Conclusions
These findings identified YWHAB, PPAT, and NOL10 as novel biomarkers and validated their diagnostic and prognostic value for HCC.
Methods
A total of 389 differentially expressed genes (DEGs) between HCC samples and normal were selected based on the Robust Rank Aggregation (RRA) method. We combined DEGs expression and clinical traits to construct a gene co-expression network through WGCNA. Forty hub genes were selected from the key module. Among them, YWHAB, PPAT, NOL10 were eventually identified as prognostic biomarkers using multivariate Cox regression model.
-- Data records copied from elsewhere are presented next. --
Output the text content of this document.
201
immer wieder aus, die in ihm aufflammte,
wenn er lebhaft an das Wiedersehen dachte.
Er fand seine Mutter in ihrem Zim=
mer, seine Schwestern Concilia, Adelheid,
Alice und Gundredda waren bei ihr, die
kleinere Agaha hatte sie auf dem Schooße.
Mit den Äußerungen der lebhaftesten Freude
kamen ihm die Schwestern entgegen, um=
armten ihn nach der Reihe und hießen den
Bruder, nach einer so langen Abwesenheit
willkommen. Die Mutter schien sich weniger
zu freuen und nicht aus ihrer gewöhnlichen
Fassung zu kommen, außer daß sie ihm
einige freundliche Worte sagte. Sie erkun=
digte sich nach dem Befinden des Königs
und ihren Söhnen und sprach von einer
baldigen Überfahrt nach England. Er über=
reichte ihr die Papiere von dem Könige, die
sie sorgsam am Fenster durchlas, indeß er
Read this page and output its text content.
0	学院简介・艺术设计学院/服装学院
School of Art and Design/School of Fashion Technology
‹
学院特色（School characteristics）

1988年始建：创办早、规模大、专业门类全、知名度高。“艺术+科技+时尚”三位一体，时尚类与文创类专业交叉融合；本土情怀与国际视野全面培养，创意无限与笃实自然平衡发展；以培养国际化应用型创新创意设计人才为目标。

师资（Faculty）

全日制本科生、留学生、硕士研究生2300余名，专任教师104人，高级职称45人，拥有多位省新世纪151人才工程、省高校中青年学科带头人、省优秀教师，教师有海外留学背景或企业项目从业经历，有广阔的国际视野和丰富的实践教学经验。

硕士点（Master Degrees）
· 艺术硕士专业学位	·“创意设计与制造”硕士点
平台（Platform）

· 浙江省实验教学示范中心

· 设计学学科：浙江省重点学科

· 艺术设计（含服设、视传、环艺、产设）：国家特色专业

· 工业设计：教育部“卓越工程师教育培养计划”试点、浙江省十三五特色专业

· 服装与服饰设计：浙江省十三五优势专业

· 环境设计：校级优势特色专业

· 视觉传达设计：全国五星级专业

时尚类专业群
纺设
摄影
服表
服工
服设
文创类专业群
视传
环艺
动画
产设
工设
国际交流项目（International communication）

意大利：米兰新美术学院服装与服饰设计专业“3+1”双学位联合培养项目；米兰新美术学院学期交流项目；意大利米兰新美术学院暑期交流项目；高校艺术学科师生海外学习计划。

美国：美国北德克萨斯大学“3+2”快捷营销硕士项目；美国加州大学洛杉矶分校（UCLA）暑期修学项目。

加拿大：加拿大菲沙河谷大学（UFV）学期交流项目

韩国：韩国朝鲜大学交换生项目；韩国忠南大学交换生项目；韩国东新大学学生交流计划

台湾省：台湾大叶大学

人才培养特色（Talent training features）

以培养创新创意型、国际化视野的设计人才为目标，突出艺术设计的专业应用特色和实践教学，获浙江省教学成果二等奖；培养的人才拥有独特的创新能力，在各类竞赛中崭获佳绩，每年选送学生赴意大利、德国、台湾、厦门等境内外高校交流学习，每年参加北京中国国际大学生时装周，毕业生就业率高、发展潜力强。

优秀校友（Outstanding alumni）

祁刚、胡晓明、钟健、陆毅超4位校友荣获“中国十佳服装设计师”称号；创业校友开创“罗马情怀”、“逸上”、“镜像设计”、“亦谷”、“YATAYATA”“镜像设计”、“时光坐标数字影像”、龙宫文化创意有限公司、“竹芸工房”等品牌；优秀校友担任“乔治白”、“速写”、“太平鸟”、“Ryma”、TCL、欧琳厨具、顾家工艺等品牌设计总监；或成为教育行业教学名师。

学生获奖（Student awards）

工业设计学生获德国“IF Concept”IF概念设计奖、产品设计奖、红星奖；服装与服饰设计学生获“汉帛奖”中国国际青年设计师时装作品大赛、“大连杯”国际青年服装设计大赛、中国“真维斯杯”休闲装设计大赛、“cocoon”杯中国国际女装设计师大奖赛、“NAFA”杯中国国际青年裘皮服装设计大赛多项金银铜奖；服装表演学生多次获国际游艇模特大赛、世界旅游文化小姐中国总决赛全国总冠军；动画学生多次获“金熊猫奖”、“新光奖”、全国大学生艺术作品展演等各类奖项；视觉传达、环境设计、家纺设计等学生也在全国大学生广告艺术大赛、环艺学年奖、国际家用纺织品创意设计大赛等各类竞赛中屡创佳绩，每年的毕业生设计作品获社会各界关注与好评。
Biomarkers expression pattern was investigated by informatic analysis and verified by RNA-seq of 32 patients with HCC. DiseaseMeth 2.0, MEXPRESS, and Tumor Immune Estimation Resource (TIMER) were used to assess the methylation and immune status of biomarkers. GSVA, CCK8, colony formation assay, Edu imaging kit, wound-healing assay, and xenograft tumor model were utilized to investigate the effects of biomarkers on proliferation, metastasis of HCC cells in vitro, and in vivo. The Kaplan-Meier (KM) plotter and ROC curves were used to validate the prognostic and diagnostic value of biomarker expression.
Results
All the selected biomarkers were upregulated in HCC samples and higher expression levels were associated with advanced tumor stages and T grades. The regulation of YWHAB, PPAT, NOL10 promoter methylation varied in tumors, and precancerous normal tissues. Immune infiltration analysis suggested that the abnormal regulations of these biomarkers were likely attributed to B cells and dendritic cells. GSVA for these biomarkers showed their great contributions to proliferation of HCC. Specific inhibition of their expression had strong effects on tumorigenesis in vitro and in vivo. ROC and KM curves confirmed their usefulness of diagnosis and prognosis of HCC. Conclusions: These findings identified YWHAB, PPAT, and NOL10 as novel biomarkers and validated their diagnostic and prognostic value for HCC.